Israeli ‘Rosa Parks’ causes storm by refusing to go to the back of the bus
Rosenblit was the first passenger to board. She sat in the front of the bus so the driver could tell her when she reached her stop. Ultra-Orthodox men who boarded after her were uncomfortable when they saw her. Then one insisted he would not travel unless she moved to the back of the bus.
“He started shouting, ‘This is our bus they’re not welcome here, if they want to come on, they have to respect us,’” said Tanya Rosenblit. “He said, ‘Jewish men don’t sit behind women!’ And that was the statement that made me stay put.”

Aaron 6:36 pm on January 16, 2012 Permalink |
Here’s something that the article fails to mention: Apparently there are special religious buses where men & women sit separately, and also regular buses with regular seating.

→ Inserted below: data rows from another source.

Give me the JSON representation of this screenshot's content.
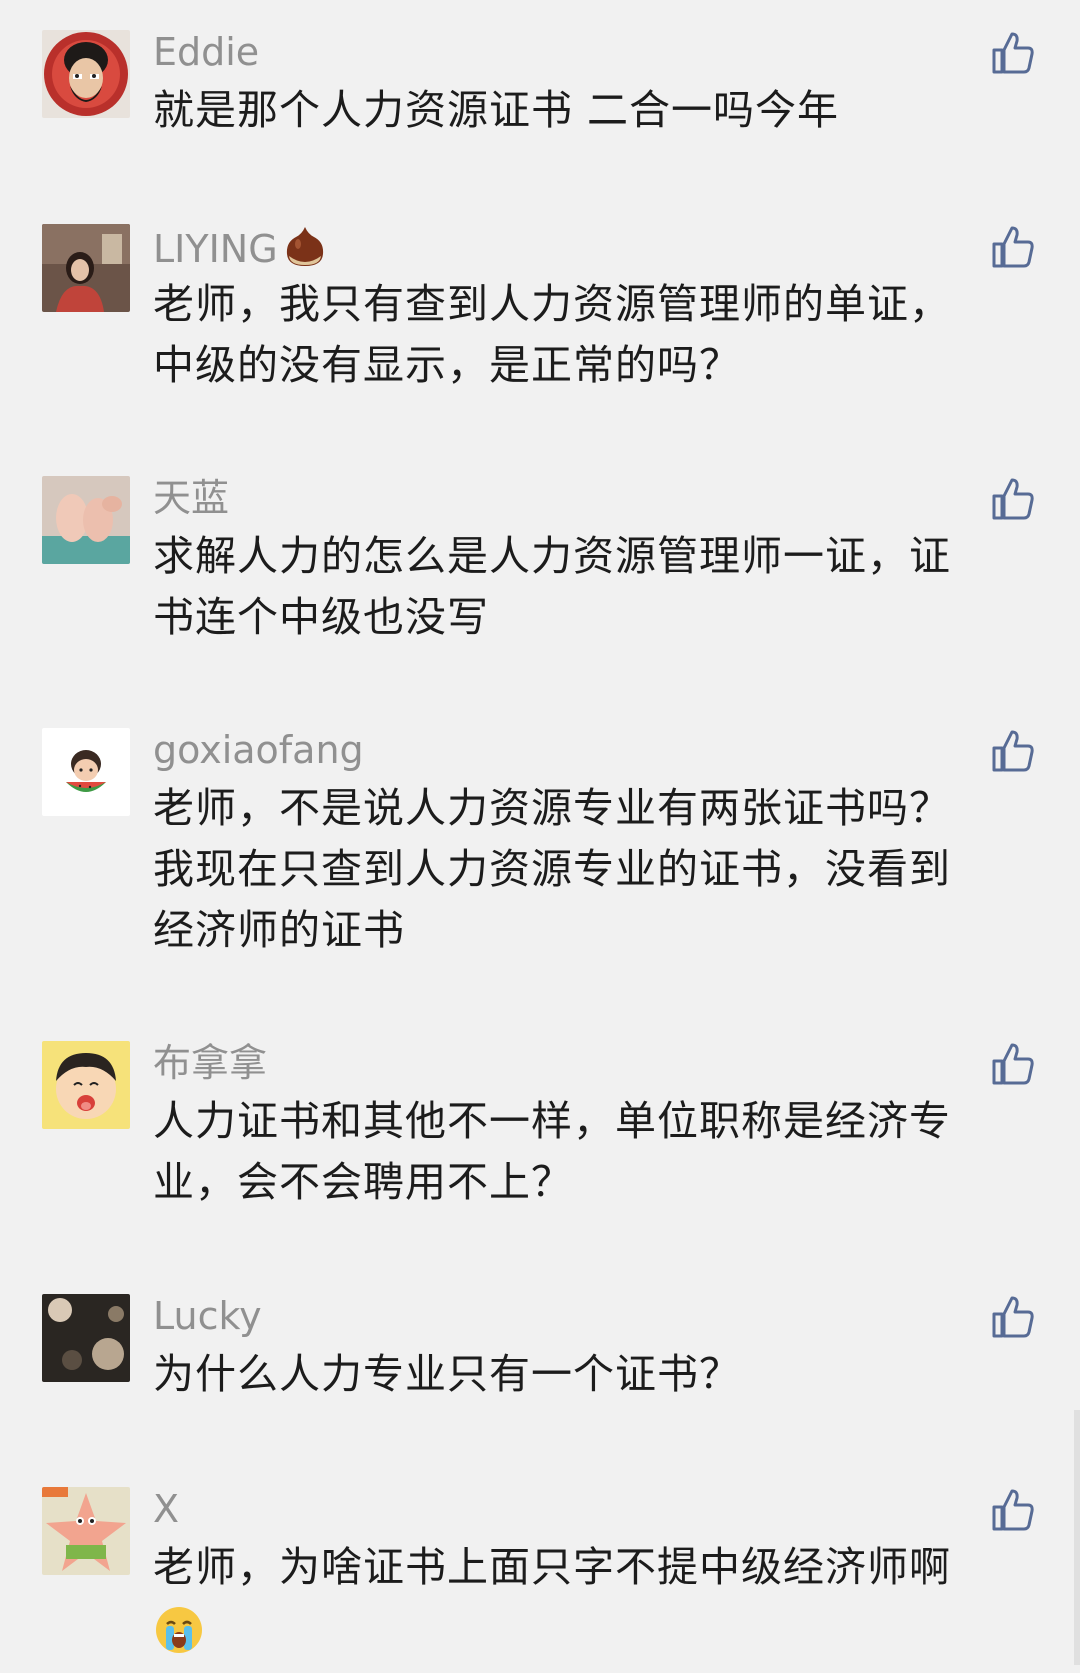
{
  "comments": [
    {
      "user": "Eddie",
      "lines": [
        "就是那个人力资源证书 二合一吗今年"
      ],
      "avatar_icon": "cartoon-bearded-man-avatar"
    },
    {
      "user": "LIYING",
      "user_emoji": "chestnut-icon",
      "lines": [
        "老师，我只有查到人力资源管理师的单证，",
        "中级的没有显示，是正常的吗？"
      ],
      "avatar_icon": "person-photo-avatar"
    },
    {
      "user": "天蓝",
      "lines": [
        "求解人力的怎么是人力资源管理师一证，证",
        "书连个中级也没写"
      ],
      "avatar_icon": "baby-feet-photo-avatar"
    },
    {
      "user": "goxiaofang",
      "lines": [
        "老师，不是说人力资源专业有两张证书吗？",
        "我现在只查到人力资源专业的证书，没看到",
        "经济师的证书"
      ],
      "avatar_icon": "kid-watermelon-avatar"
    },
    {
      "user": "布拿拿",
      "lines": [
        "人力证书和其他不一样，单位职称是经济专",
        "业，会不会聘用不上？"
      ],
      "avatar_icon": "cartoon-boy-avatar"
    },
    {
      "user": "Lucky",
      "lines": [
        "为什么人力专业只有一个证书？"
      ],
      "avatar_icon": "dark-photo-avatar"
    },
    {
      "user": "X",
      "lines": [
        "老师，为啥证书上面只字不提中级经济师啊"
      ],
      "trailing_emoji": "crying-face-icon",
      "avatar_icon": "patrick-star-avatar"
    }
  ],
  "colors": {
    "background": "#f1f1f1",
    "username": "#909090",
    "text": "#1c1c1c",
    "like_icon": "#576b95"
  }
}
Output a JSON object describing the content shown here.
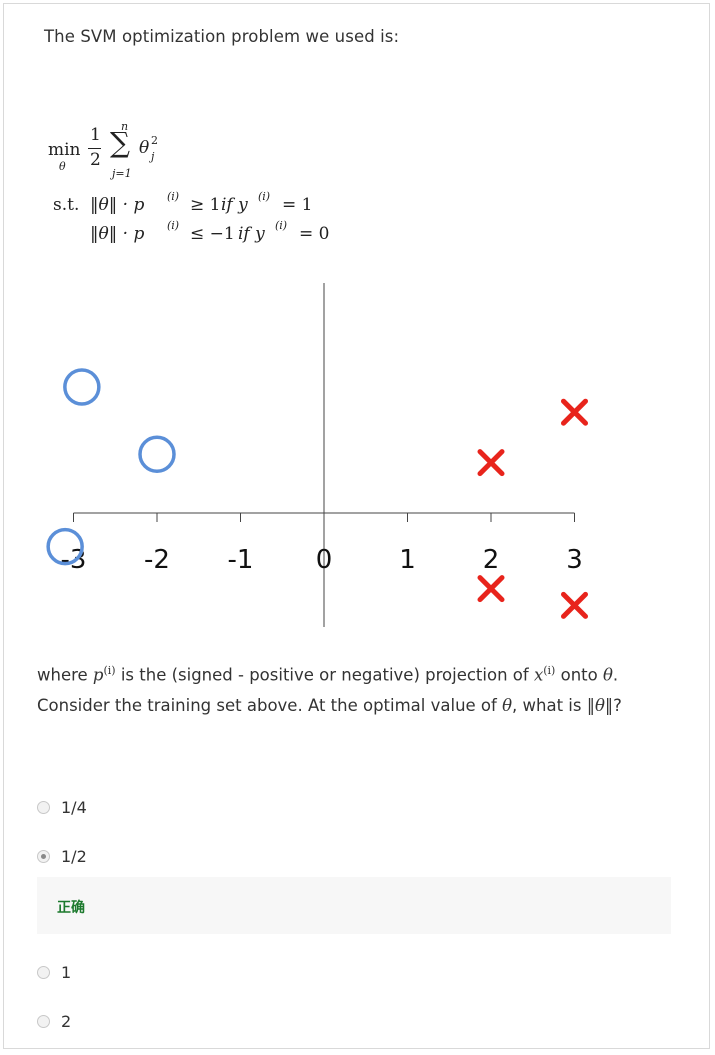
{
  "question": {
    "intro": "The SVM optimization problem we used is:",
    "formula": {
      "min": "min",
      "sub_theta": "θ",
      "frac_num": "1",
      "frac_den": "2",
      "sum_top": "n",
      "sum_sym": "∑",
      "sum_bottom": "j=1",
      "theta_j": "θ",
      "theta_sup": "2",
      "theta_sub": "j",
      "st": "s.t.",
      "c1_lhs": "‖θ‖ · p",
      "c1_sup": "(i)",
      "c1_rel": "≥ 1",
      "c1_cond": "if y",
      "c1_cond_sup": "(i)",
      "c1_cond_rhs": "= 1",
      "c2_lhs": "‖θ‖ · p",
      "c2_sup": "(i)",
      "c2_rel": "≤ −1",
      "c2_cond": "if y",
      "c2_cond_sup": "(i)",
      "c2_cond_rhs": "= 0"
    },
    "text_part1": "where ",
    "p_sym": "p",
    "p_sup": "(i)",
    "text_part2": " is the (signed - positive or negative) projection of ",
    "x_sym": "x",
    "x_sup": "(i)",
    "text_part3": " onto ",
    "theta_sym": "θ",
    "text_part4": ".",
    "line2_part1": "Consider the training set above. At the optimal value of ",
    "line2_theta": "θ",
    "line2_part2": ", what is ",
    "line2_norm": "‖θ‖",
    "line2_part3": "?"
  },
  "chart_data": {
    "type": "scatter",
    "title": "",
    "xlabel": "",
    "ylabel": "",
    "x_ticks": [
      "-3",
      "-2",
      "-1",
      "0",
      "1",
      "2",
      "3"
    ],
    "xlim": [
      -3,
      3
    ],
    "series": [
      {
        "marker": "circle",
        "color": "#5b8fd8",
        "x": [
          -2.9,
          -2.0,
          -3.1
        ],
        "y": [
          1.5,
          0.7,
          -0.4
        ]
      },
      {
        "marker": "cross",
        "color": "#e8241c",
        "x": [
          3.0,
          2.0,
          2.0,
          3.0
        ],
        "y": [
          1.2,
          0.6,
          -0.9,
          -1.1
        ]
      }
    ]
  },
  "options": [
    {
      "label": "1/4",
      "checked": false
    },
    {
      "label": "1/2",
      "checked": true
    },
    {
      "label": "1",
      "checked": false
    },
    {
      "label": "2",
      "checked": false
    }
  ],
  "feedback": {
    "text": "正确",
    "color": "#1d7a2e"
  }
}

This lady seems to have purposely taken a religious bus just to start some shit.
Link: However, what Yediot Acharonot doesn’t tell is that Ms. Rosenblit took one of the haredi Mehadrin buses and NOT an ordinary EGGED bus.
Aaron 6:40 pm on January 16, 2012 Permalink |
Also, Rosa Parks broke the actual law and risked being lynched. This woman broke no laws and was never nor is she now in any danger. So let’s not go calling just anyone who acts up on a bus “Rosa Parks”

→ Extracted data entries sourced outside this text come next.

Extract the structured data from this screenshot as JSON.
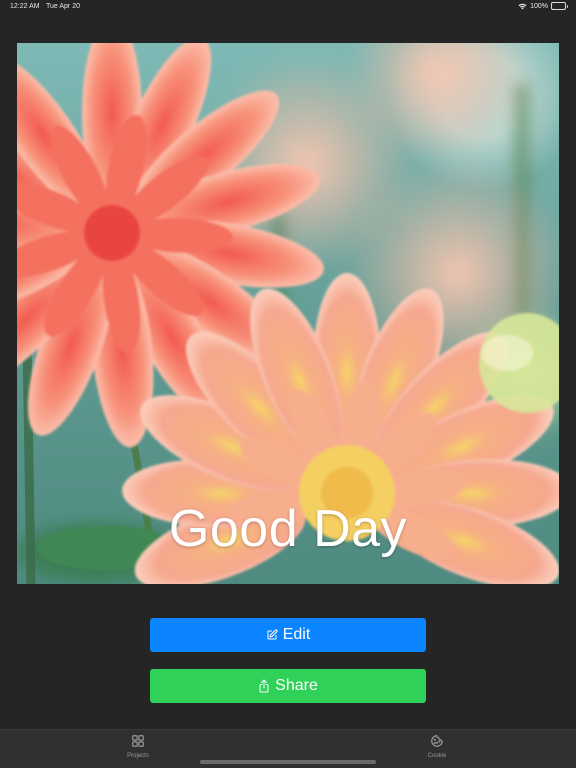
{
  "status_bar": {
    "time": "12:22 AM",
    "date": "Tue Apr 20",
    "battery": "100%",
    "icons": [
      "wifi-icon",
      "battery-icon"
    ]
  },
  "photo": {
    "caption": "Good Day",
    "subject": "dahlia-flowers"
  },
  "actions": {
    "edit_label": "Edit",
    "edit_icon": "pencil-square-icon",
    "share_label": "Share",
    "share_icon": "share-icon"
  },
  "tab_bar": {
    "items": [
      {
        "label": "Projects",
        "icon": "grid-icon"
      },
      {
        "label": "Cookie",
        "icon": "cookie-icon"
      }
    ]
  },
  "colors": {
    "background": "#252525",
    "edit_button": "#0a84ff",
    "share_button": "#30d158",
    "tab_bar": "#303030",
    "tab_inactive": "#9a9a9a"
  }
}
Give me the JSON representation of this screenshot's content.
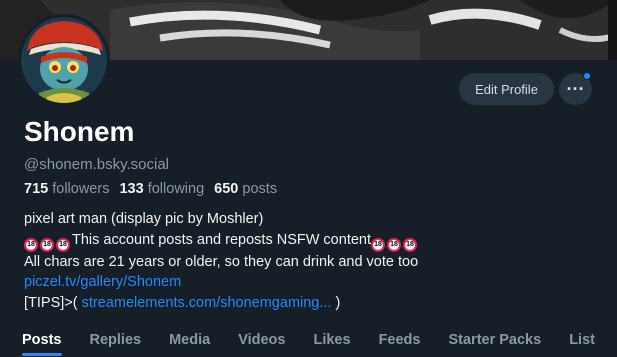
{
  "profile": {
    "display_name": "Shonem",
    "handle": "@shonem.bsky.social",
    "followers_count": "715",
    "followers_label": "followers",
    "following_count": "133",
    "following_label": "following",
    "posts_count": "650",
    "posts_label": "posts"
  },
  "actions": {
    "edit_profile_label": "Edit Profile",
    "more_label": "···"
  },
  "bio": {
    "line1": "pixel art man (display pic by Moshler)",
    "badge": "18",
    "line2_text": "This account posts and reposts NSFW content",
    "line3": "All chars are 21 years or older, so they can drink and vote too",
    "link1": "piczel.tv/gallery/Shonem",
    "line5_prefix": "[TIPS]>( ",
    "link2": "streamelements.com/shonemgaming...",
    "line5_suffix": " )"
  },
  "tabs": [
    {
      "label": "Posts",
      "active": true
    },
    {
      "label": "Replies"
    },
    {
      "label": "Media"
    },
    {
      "label": "Videos"
    },
    {
      "label": "Likes"
    },
    {
      "label": "Feeds"
    },
    {
      "label": "Starter Packs"
    },
    {
      "label": "List"
    }
  ],
  "colors": {
    "background": "#161e27",
    "accent": "#208bfe",
    "muted_text": "#8b98a5",
    "button_bg": "#2a3542",
    "nsfw_badge_ring": "#e0245e"
  }
}
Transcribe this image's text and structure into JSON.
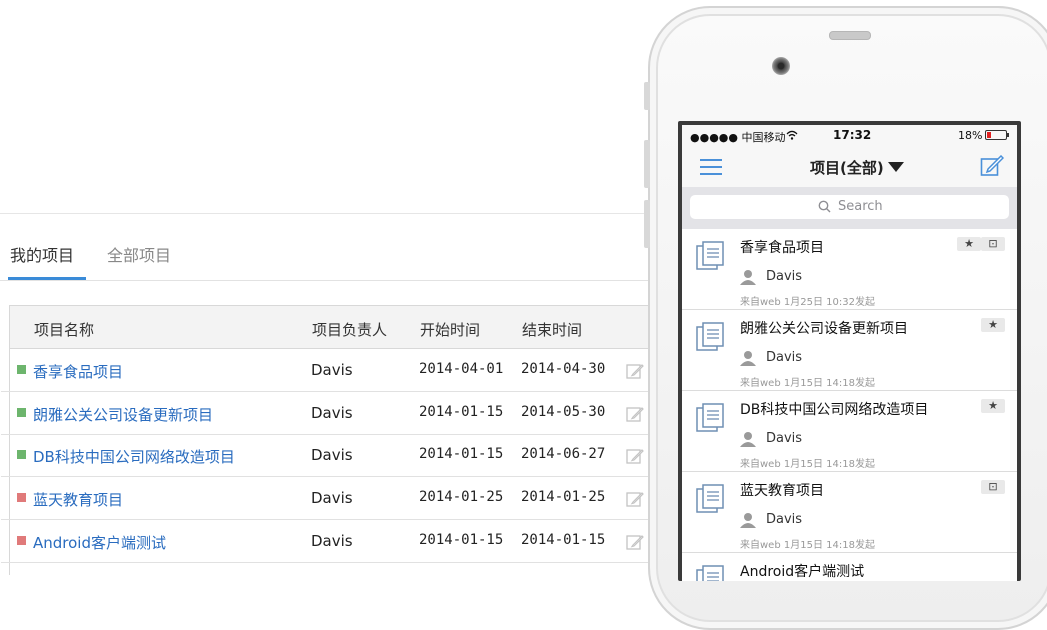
{
  "colors": {
    "accent": "#3a8bd8",
    "link": "#2a6cbf",
    "green": "#6db56d",
    "red": "#e07a7a"
  },
  "tabs": [
    {
      "label": "我的项目",
      "active": true
    },
    {
      "label": "全部项目",
      "active": false
    }
  ],
  "table": {
    "headers": {
      "name": "项目名称",
      "owner": "项目负责人",
      "start": "开始时间",
      "end": "结束时间"
    },
    "rows": [
      {
        "name": "香享食品项目",
        "owner": "Davis",
        "start": "2014-04-01",
        "end": "2014-04-30",
        "status": "green"
      },
      {
        "name": "朗雅公关公司设备更新项目",
        "owner": "Davis",
        "start": "2014-01-15",
        "end": "2014-05-30",
        "status": "green"
      },
      {
        "name": "DB科技中国公司网络改造项目",
        "owner": "Davis",
        "start": "2014-01-15",
        "end": "2014-06-27",
        "status": "green"
      },
      {
        "name": "蓝天教育项目",
        "owner": "Davis",
        "start": "2014-01-25",
        "end": "2014-01-25",
        "status": "red"
      },
      {
        "name": "Android客户端测试",
        "owner": "Davis",
        "start": "2014-01-15",
        "end": "2014-01-15",
        "status": "red"
      }
    ]
  },
  "phone": {
    "status": {
      "carrier": "●●●●● 中国移动",
      "time": "17:32",
      "battery": "18%"
    },
    "nav_title": "项目(全部)",
    "search_placeholder": "Search",
    "items": [
      {
        "title": "香享食品项目",
        "user": "Davis",
        "meta": "来自web  1月25日 10:32发起",
        "badges": [
          "★",
          "⊡"
        ]
      },
      {
        "title": "朗雅公关公司设备更新项目",
        "user": "Davis",
        "meta": "来自web  1月15日 14:18发起",
        "badges": [
          "★"
        ]
      },
      {
        "title": "DB科技中国公司网络改造项目",
        "user": "Davis",
        "meta": "来自web  1月15日 14:18发起",
        "badges": [
          "★"
        ]
      },
      {
        "title": "蓝天教育项目",
        "user": "Davis",
        "meta": "来自web  1月15日 14:18发起",
        "badges": [
          "⊡"
        ]
      },
      {
        "title": "Android客户端测试",
        "user": "",
        "meta": "",
        "badges": []
      }
    ]
  }
}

kris 7:31 pm on January 16, 2012 Permalink |
I’m torn about stuff like this. In theory I think we should respect other religions, but why should I or any other woman respect a religion that doesn’t have any respect for me?
kris 7:41 pm on January 16, 2012 Permalink |
I’ve grown up to get that you shouldn’t deliberately antagonize people though either. Although, that’s what Rosa Parks did, so maybe this comparison isn’t that far off.

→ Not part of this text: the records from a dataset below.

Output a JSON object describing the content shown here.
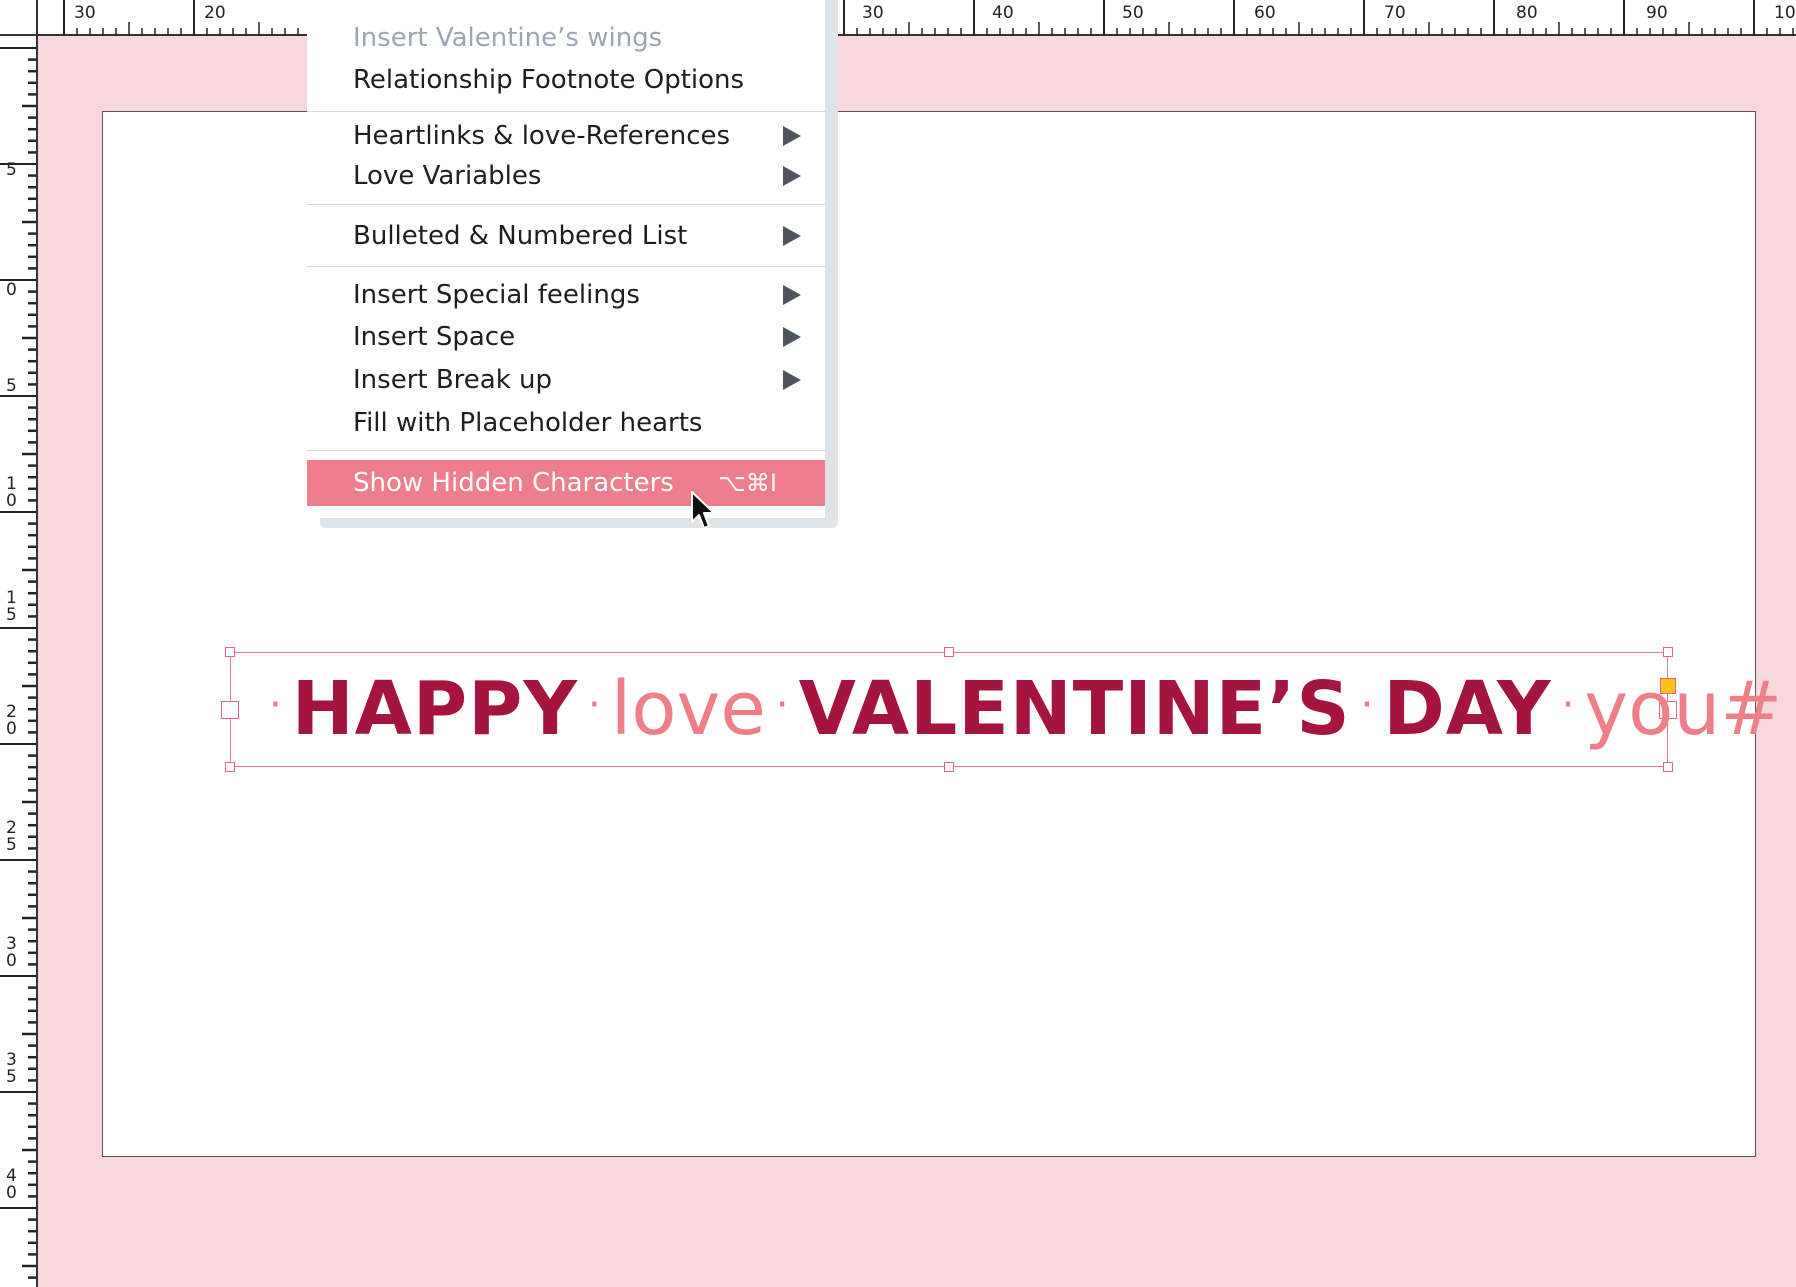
{
  "rulers": {
    "top_labels": [
      "30",
      "20",
      "30",
      "40",
      "50",
      "60",
      "70",
      "80",
      "90",
      "10"
    ],
    "left_labels": [
      "5",
      "0",
      "5",
      "1 0",
      "1 5",
      "2 0",
      "2 5",
      "3 0",
      "3 5",
      "4 0"
    ]
  },
  "context_menu": {
    "items": [
      {
        "label": "Insert Valentine’s wings",
        "disabled": true
      },
      {
        "label": "Relationship Footnote Options"
      },
      {
        "label": "Heartlinks & love-References",
        "submenu": true
      },
      {
        "label": "Love Variables",
        "submenu": true
      },
      {
        "label": "Bulleted & Numbered List",
        "submenu": true
      },
      {
        "label": "Insert Special feelings",
        "submenu": true
      },
      {
        "label": "Insert Space",
        "submenu": true
      },
      {
        "label": "Insert Break up",
        "submenu": true
      },
      {
        "label": "Fill with Placeholder hearts"
      },
      {
        "label": "Show Hidden Characters",
        "shortcut": "⌥⌘I",
        "highlighted": true
      }
    ]
  },
  "text_frame": {
    "words": [
      "HAPPY",
      "love",
      "VALENTINE’S",
      "DAY",
      "you#"
    ],
    "cursor_char": "|",
    "separator": "·"
  },
  "colors": {
    "pasteboard": "#f9d7dd",
    "bold_text": "#a5133f",
    "light_text": "#ee7f89",
    "menu_highlight": "#ee7e8d",
    "frame_border": "#e87c86",
    "overflow_port": "#f7c21c"
  },
  "icons": {
    "submenu": "submenu-arrow-icon",
    "pointer": "mouse-pointer-icon"
  }
}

Aaron 7:42 pm on January 16, 2012 Permalink |
Shhh.
kris 7:44 pm on January 16, 2012 Permalink |
What? So I can’t talk in Church? Done and done.
Aaron 7:49 pm on January 16, 2012 Permalink |
But the thing isn’t (on the face anyway) about disrespecting women. The tradition is that men and women should not sit together. If a man sat in the back of bus, he’d be asked to move too. Yeah, that’s not a very good argument, I know. And of course women get screwed over by always getting stuck in the back of the bus. That’s what happens when you base your state on religious documents written thousands of years ago.
kris 7:56 pm on January 16, 2012 Permalink |
The whole idea behind the separation and the “modest” dress required of women is that women are a temptation to men and therefore we need to remove the temptation. So the whole concept is based on reducing women into nothing more than objects of male lust.
And then, in practice, it’s about men controlling women.
Aaron 8:00 pm on January 16, 2012 Permalink |
So don’t immigrate to Israel. And if you do, don’t ride this special bus which is set aside for people who wish to adhere to the old ways.
kris 8:04 pm on January 16, 2012 Permalink |
Yeah, so maybe I’m an asshole if I protested something like this there – but I’d support any woman born into the culture with the guts to stand up to these people.
Aaron 8:12 pm on January 16, 2012 Permalink |
This woman seems to be an immigrant herself. And she doesn’t even live in that section of town – she chose to enter it & knowingly ride the wrong bus just to get a media story out of it.
It sounds like these special buses aren’t even codified in law. I know very little, but from what I can gather there are special marked buses for these religious zealots that everyone just agrees to follow certain customs. In a country as rife with tension as Israel, it sounds more like “being a good neighbor & respecting others,” not some crazy law.
Aaron 8:20 pm on January 16, 2012 Permalink |
It sounds like it’s even worse –
So they’re just out there trying to start problems, out of “fear” that the bus companies would try to force women to move when asked, even if not legally required. Instead of waiting for the “other side” to break the law, they went out there and provoked them as much as they could.
kris 8:49 pm on January 16, 2012 Permalink |
It sounds like they really DO need people to stand up for the law though.
Aaron 8:53 pm on January 16, 2012 Permalink |
What makes you say that?
kris 8:55 pm on January 16, 2012 Permalink |
Because the ultra-religious dudes were trying to force the bus driver’s hand
Aaron 9:05 pm on January 16, 2012 Permalink |
How many of these “freedom riders” previously rode without incident? Dozens? Hundreds? Thousands? Of course they were going to run into a jackass eventually. That’s why they kept at it.
Don’t you think that 99% of people who disagreed with the segregation (on a handful of buses) would still voluntarily observe it, out of respect for their neighbor? Or take another bus?
These people wanted to prove their hypothesis, that voluntary segregation would never work. Even though there was no evidence of that, no horror stories. So they just kept provoking until they got the result they wanted.
kris 9:19 pm on January 16, 2012 Permalink |
Like I said, I’m torn. I know you can’t beat the jackassery out of people by being jackasses.